Writing a Title — 1

Read the following articles and think of a proper title for each of them.

Article 1

Many forms of music were forbidden in the Soviet Union, especially in the first years of the Cold War. Western jazz and rock-and-roll were deemed the music of the enemy; Russian-émigré pop, the music of traitors. The Soviets banned “any music with a sort of swing to it,” says Stephen Coates, a British musician who founded the X-Ray Audio Project to chronicle one effort to evade state control.

In 1946 two enterprising music lovers in Leningrad, Ruslan Bugaslovski and Boris Taigin, figured out a way to copy records. The original music was smuggled into the country, often by sailors. Because materials in the U.S.S.R. were scarce, the two men scavenged parts from tools, such as drills, and old gramophones to build a recording machine. For the records themselves, they turned to an unlikely source: discarded x-rays, which were made of plastic soft enough to be cut by the recording machine.

The pair’s creations were striking: An x-ray image of broken ribs emitted the lilt of Russian tango. A Broadway show tune quavered from a dislocated pelvis. A human skull was the morbid backdrop for American jazz. “You have these pictures of the insides of Soviet citizens, impressed with the music they secretly loved,” says Coates, who stumbled across one of these “bone records” a few years ago in St. Petersburg.

Bootleggers in other cities picked up the duo’s methods, creating an underground record culture that lasted nearly two decades. But the authorities caught on too: Bugaslovski was imprisoned three times. “That’s how much music can matter,” says Coates.

Article 2

To appreciate a painting, we’re taught to look for color, composition, and light. But how can a painting be savored by someone who’s blind? Through touch, the one thing gallery placards tell you not to do. John Olson, a former photographer, and his team render paintings into fully textured 3-D models.

The tactile paintings work as a way to reveal art to the blind because we don’t see with just our eyes: We see with our brains. Research in the field of neuroplasticity—the brain’s adaptability—shows that the visual cortex is stimulated by touch. Blind people perceive shapes with their existing senses, a process that broadly mimics that of sighted people, says Ella Striem-Amit, a Harvard neuroscientist.

Luc Gandarias, who’s now 13, went blind suddenly at age seven. When he felt a 3-D rendering of Leonardo da Vinci’s “Mona Lisa,” he says he noticed her smile right away: “I could literally feel what you see when you look at it.”

For Luc this means independence. “The feeling of being able to see it and form my opinion is like breaking down another wall as a blind person.”

Article 3

On Earth, clothes make the man — and woman. In space, they’re the key to survival. Whether helping austronauts enter Earth orbit, walk on the moon, pilot a space shuttle, or travel to Mars, space suits must serve several vital functions: provide oxygen, control temperature, permit movement, power communications, and protect agains solar radiation.
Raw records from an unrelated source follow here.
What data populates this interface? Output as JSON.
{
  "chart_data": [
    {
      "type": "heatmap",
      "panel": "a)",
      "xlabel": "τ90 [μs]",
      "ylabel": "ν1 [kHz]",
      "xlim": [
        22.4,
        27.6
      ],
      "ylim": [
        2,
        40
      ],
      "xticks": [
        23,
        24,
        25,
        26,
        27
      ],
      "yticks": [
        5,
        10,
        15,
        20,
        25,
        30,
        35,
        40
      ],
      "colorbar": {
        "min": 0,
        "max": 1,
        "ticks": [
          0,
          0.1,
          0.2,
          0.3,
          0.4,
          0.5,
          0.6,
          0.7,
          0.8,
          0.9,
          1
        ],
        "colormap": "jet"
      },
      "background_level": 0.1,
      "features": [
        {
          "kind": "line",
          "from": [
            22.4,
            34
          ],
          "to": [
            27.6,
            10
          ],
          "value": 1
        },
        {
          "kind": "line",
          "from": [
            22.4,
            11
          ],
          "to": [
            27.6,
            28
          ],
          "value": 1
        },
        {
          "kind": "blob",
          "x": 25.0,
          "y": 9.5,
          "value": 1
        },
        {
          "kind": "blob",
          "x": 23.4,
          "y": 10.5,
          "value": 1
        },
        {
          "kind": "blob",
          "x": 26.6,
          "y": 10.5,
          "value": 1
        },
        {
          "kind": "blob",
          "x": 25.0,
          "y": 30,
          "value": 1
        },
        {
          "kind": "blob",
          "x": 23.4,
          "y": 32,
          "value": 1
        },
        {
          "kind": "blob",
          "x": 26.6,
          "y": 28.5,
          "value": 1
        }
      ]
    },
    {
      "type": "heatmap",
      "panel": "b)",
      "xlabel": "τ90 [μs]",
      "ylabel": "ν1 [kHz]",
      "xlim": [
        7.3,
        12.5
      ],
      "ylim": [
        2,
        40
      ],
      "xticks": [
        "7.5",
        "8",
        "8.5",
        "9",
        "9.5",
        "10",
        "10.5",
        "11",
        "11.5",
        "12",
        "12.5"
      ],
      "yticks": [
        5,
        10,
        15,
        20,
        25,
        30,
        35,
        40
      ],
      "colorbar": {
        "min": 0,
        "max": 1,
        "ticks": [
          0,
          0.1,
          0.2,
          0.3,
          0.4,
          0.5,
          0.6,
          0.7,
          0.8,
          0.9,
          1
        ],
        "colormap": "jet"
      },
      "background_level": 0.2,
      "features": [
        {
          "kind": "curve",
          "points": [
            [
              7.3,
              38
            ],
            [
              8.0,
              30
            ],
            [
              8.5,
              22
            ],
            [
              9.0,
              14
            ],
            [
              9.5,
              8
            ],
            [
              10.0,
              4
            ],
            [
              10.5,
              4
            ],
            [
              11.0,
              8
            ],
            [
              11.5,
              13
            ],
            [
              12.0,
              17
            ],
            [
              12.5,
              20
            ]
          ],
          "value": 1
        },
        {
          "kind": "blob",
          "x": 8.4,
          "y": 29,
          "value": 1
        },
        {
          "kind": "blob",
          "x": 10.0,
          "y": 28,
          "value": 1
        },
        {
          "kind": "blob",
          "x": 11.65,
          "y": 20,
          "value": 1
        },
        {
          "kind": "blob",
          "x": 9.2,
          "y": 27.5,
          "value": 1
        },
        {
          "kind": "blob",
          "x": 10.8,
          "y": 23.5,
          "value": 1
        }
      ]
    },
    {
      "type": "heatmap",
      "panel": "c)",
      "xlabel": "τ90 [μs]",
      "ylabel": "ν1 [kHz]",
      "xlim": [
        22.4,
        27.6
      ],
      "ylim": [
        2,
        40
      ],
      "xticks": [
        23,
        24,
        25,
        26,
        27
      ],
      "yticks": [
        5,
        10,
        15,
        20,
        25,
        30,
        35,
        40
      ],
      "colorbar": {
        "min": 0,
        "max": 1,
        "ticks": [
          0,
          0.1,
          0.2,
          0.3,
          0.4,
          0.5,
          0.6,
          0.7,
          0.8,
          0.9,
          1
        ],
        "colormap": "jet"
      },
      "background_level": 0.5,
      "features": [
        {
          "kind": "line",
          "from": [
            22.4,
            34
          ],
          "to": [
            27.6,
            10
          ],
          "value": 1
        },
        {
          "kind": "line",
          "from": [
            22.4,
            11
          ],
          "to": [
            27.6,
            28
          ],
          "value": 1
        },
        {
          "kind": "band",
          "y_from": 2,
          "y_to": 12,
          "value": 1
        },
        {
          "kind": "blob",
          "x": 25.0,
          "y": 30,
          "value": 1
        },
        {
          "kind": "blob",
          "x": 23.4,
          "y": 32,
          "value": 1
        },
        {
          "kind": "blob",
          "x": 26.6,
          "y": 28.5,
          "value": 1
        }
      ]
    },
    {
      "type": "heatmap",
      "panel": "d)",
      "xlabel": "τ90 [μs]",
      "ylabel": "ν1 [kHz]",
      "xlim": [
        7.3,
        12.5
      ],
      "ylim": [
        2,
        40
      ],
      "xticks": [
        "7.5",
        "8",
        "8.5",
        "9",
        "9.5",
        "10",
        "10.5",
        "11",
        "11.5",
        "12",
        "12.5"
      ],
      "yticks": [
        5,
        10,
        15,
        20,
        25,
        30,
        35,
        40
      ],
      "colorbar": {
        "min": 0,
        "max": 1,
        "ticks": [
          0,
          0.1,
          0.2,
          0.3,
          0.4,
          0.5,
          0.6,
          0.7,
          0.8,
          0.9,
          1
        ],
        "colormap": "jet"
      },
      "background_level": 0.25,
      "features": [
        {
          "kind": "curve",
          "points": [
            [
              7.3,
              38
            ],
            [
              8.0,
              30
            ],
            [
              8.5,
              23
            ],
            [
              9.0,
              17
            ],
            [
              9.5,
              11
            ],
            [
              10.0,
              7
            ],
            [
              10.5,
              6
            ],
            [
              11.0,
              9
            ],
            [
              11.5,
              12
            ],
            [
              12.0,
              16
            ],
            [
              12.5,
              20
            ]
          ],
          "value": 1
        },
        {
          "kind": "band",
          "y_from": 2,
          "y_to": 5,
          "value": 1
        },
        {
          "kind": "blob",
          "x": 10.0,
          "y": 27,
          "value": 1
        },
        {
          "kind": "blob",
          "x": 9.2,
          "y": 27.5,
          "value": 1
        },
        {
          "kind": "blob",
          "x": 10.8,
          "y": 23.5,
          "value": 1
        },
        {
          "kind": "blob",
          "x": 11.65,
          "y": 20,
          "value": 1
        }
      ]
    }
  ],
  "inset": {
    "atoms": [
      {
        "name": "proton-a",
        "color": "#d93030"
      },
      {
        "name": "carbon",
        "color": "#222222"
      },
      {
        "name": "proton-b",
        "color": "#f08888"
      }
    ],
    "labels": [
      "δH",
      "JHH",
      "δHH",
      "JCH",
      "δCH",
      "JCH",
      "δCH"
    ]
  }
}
But fashion is fickle, and technology grows apace. Space historian Roger Launius says the first suits were based on what jet pilots wore. Over time they’ve evolved into autonomous modules that help astronauts negotiate the inky expanse, gather samples, and work on the International Space Station.

Yet in some ways they’ve hardly changed. Now as then, a space suit is essentially a gas-filled, human-shaped covering. (Exceptions include the form-fitting suits Dava Newman is developing at MIT and the high-mobility models Pablo de León is designing at the University of North Dakota.)

Launius says a hard-shell suit is optimal but impractical. “So you’ve always had suits that can be pressurized, unpressurized, and folded up. The downside is that, when inflated, they look like the Stay Puft Marshmallow Man.”

The next step: a suit that’s easy to get into and out of. “We also need one for both zero gravity and a surface with some gravity, like Mars,” says Launius. He concedes that those goals may be mutually exclusive. But why not shoot for the moon?